XIII

AS I walked away from the Dunwidge home, I heard the sound of screaming and shouting, and windows breaking. Before I had gone barely half a mile, the noise of the fire engines was ringing in the distance.

I had no cause to return to my lodgings. I had a gun, and I had left some spare clothing at Maulding’s house. My business in the city was concluded. There was only one more task to be accomplished before I returned to Norfolk, and so I made my way on foot to Chancery and the chambers of the lawyer Quayle.

I was perhaps a mile from my destination when I had the sensation of being followed. I turned and saw a little girl wearing a blue-and-white dress on the opposite side of the road from me but about thirty feet behind. She had her back turned to me, so I could not see her face. Then, from the shadows between the streetlamps, again a similar distance but this time on the same side as me, a boy emerged, walking backward. He wore short trousers and a white shirt. His movements were jerky and unnatural, and I was reminded of a moving image slowly being projected and simultaneously rewound.

Somehow the boy, like the girl, seemed to realize that he had been spotted, and he ceased all movement with one leg still suspended in the air. It was only then that I noticed his feet were bare and strangely deformed. I was reminded of limbs I had seen in the trenches, swollen by gangrene or distorted by broken bones. The girl’s feet were also bare, but she was splayfooted, giving her the aspect of a large, pale penguin.

“Go away,” I said, then, louder: “Go away! Go home. This is no hour for children to be abroad.”

But even as I spoke, I felt that any home they had was far, far from this place; or, if Eliza Dunwidge had spoken true, this was now their home, and had always been, and I was the stranger, the intruder.

I did not want to give my back to them, so I, too, began to walk backward, and a peculiar sight we would have presented had there been anyone to see us, but there was no one. And as I moved, so, too, did the boy and the girl, and I heard their joints crack as they came, as though in that short time ice had formed on their limbs. The boy advanced with his irregular, loping gait, his feet twisting beneath him, while the girl waddled, her knees at an angle from the side of her body, and now she was not so much a penguin as a toad that had somehow managed the feat of walking upright, an impression reinforced by her girth, for she was a swollen child.

Eventually I ran. I confess it. I turned tail and fled. I could hear them coming after me, their feet slapping faster on the ground, and I prayed that someone might appear, a fellow night traveler who would force them to leave me be, or confirm, at least, that I was not yet completely mad. But I saw nobody: no people, no cars, not even a horse and cart. The city slumbered, or perhaps there was no city left, and the London that I had once known was entirely gone, replaced by a shadow of itself in which dwelt only deformed children and eyeless men.

I was still running when I recognized the silence. They were gone. I stopped, my hands on my knees, and gasped deep, painful breaths. My lungs were not as they once were. I had gone to France a young man, but now I was old in all but years. Ahead of me was the West End: there, at least, would be people, even at this hour, and dawn could not be far away. I cast one final glance behind me to ascertain that I was alone, then turned to be on my way.

They were there, of course. I should have known it. I had read enough ghost stories in my time, and passed an hour or two with the penny dreadfuls. The children, if that was what they were, had circled me just as troops in wartime will do, seeking the advantage in coming at the enemy from an unexpected direction. They were now only ten feet ahead, their backs still to me, but slowly they began to revolve—yes, revolve, as a weight suspended on a line will revolve—until I saw their faces at last.

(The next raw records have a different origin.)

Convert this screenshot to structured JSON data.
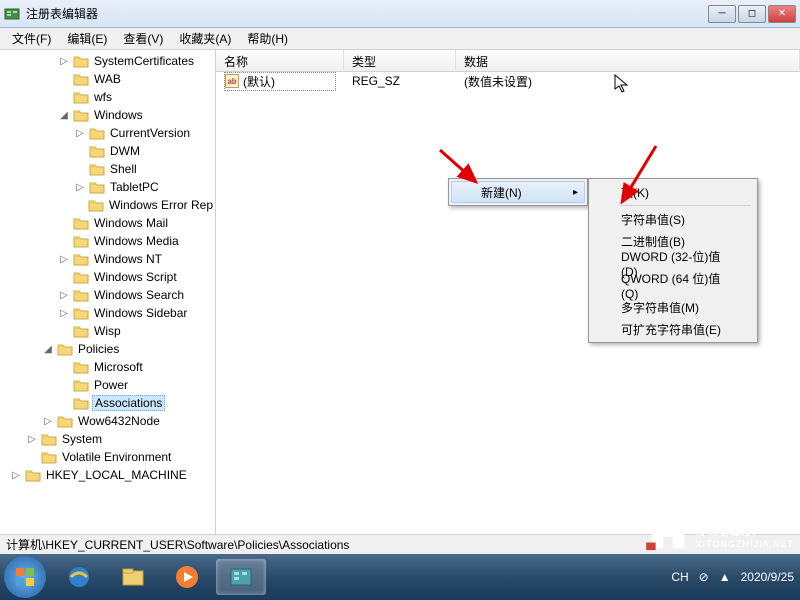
{
  "window": {
    "title": "注册表编辑器"
  },
  "menubar": {
    "file": "文件(F)",
    "edit": "编辑(E)",
    "view": "查看(V)",
    "favorites": "收藏夹(A)",
    "help": "帮助(H)"
  },
  "tree": {
    "items": [
      {
        "depth": 2,
        "expander": "▷",
        "label": "SystemCertificates"
      },
      {
        "depth": 2,
        "expander": "",
        "label": "WAB"
      },
      {
        "depth": 2,
        "expander": "",
        "label": "wfs"
      },
      {
        "depth": 2,
        "expander": "◢",
        "label": "Windows"
      },
      {
        "depth": 3,
        "expander": "▷",
        "label": "CurrentVersion"
      },
      {
        "depth": 3,
        "expander": "",
        "label": "DWM"
      },
      {
        "depth": 3,
        "expander": "",
        "label": "Shell"
      },
      {
        "depth": 3,
        "expander": "▷",
        "label": "TabletPC"
      },
      {
        "depth": 3,
        "expander": "",
        "label": "Windows Error Rep"
      },
      {
        "depth": 2,
        "expander": "",
        "label": "Windows Mail"
      },
      {
        "depth": 2,
        "expander": "",
        "label": "Windows Media"
      },
      {
        "depth": 2,
        "expander": "▷",
        "label": "Windows NT"
      },
      {
        "depth": 2,
        "expander": "",
        "label": "Windows Script"
      },
      {
        "depth": 2,
        "expander": "▷",
        "label": "Windows Search"
      },
      {
        "depth": 2,
        "expander": "▷",
        "label": "Windows Sidebar"
      },
      {
        "depth": 2,
        "expander": "",
        "label": "Wisp"
      },
      {
        "depth": 1,
        "expander": "◢",
        "label": "Policies"
      },
      {
        "depth": 2,
        "expander": "",
        "label": "Microsoft"
      },
      {
        "depth": 2,
        "expander": "",
        "label": "Power"
      },
      {
        "depth": 2,
        "expander": "",
        "label": "Associations",
        "selected": true
      },
      {
        "depth": 1,
        "expander": "▷",
        "label": "Wow6432Node"
      },
      {
        "depth": 0,
        "expander": "▷",
        "label": "System"
      },
      {
        "depth": 0,
        "expander": "",
        "label": "Volatile Environment"
      },
      {
        "depth": -1,
        "expander": "▷",
        "label": "HKEY_LOCAL_MACHINE"
      }
    ]
  },
  "list": {
    "headers": {
      "name": "名称",
      "type": "类型",
      "data": "数据"
    },
    "rows": [
      {
        "name": "(默认)",
        "type": "REG_SZ",
        "data": "(数值未设置)"
      }
    ]
  },
  "context_menu": {
    "new_label": "新建(N)",
    "submenu": {
      "key": "项(K)",
      "string": "字符串值(S)",
      "binary": "二进制值(B)",
      "dword": "DWORD (32-位)值(D)",
      "qword": "QWORD (64 位)值(Q)",
      "multi": "多字符串值(M)",
      "expand": "可扩充字符串值(E)"
    }
  },
  "statusbar": {
    "path": "计算机\\HKEY_CURRENT_USER\\Software\\Policies\\Associations"
  },
  "taskbar": {
    "ime": "CH",
    "date": "2020/9/25"
  },
  "watermark": {
    "name": "系统之家",
    "sub": "XITONGZHIJIA.NET"
  }
}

Monstrous children, foul things: a random scattering of small black eyes cast over the upper part of their features, a dozen or more, like raisins in dough; no nose on either, but twin slits divided by a thin stretch of septum; and their mouths were lipless grimaces drawn back over jagged, rodentlike teeth, with sharp protuberances at either side like the venomous jaws of a spider.

I did not pause. I did not think. An elemental fear had overcome me. I pointed the gun at the girl’s face and pulled the trigger. The bullet took her in the forehead and exited in a stream of fluid that was not red but yellow, like the innards of an insect. She fell back without a sound, but the boy let out a shriek from somewhere in his maw. He sprang at me, and I shot him, too, but the fury of his reaction took me by surprise, and the first bullet hit him in the shoulder, twisting him and sending him to the ground, so that I was forced to finish him off as he writhed beneath me, his jaws clicking as though, even in his dying, he desired to consume me.

When I was done with them, I dragged their remains into an alley and hid them behind overflowing bins that stank of rotting meat. There was no time for police, no time for explanations. I had to find the book: to find it, and destroy it.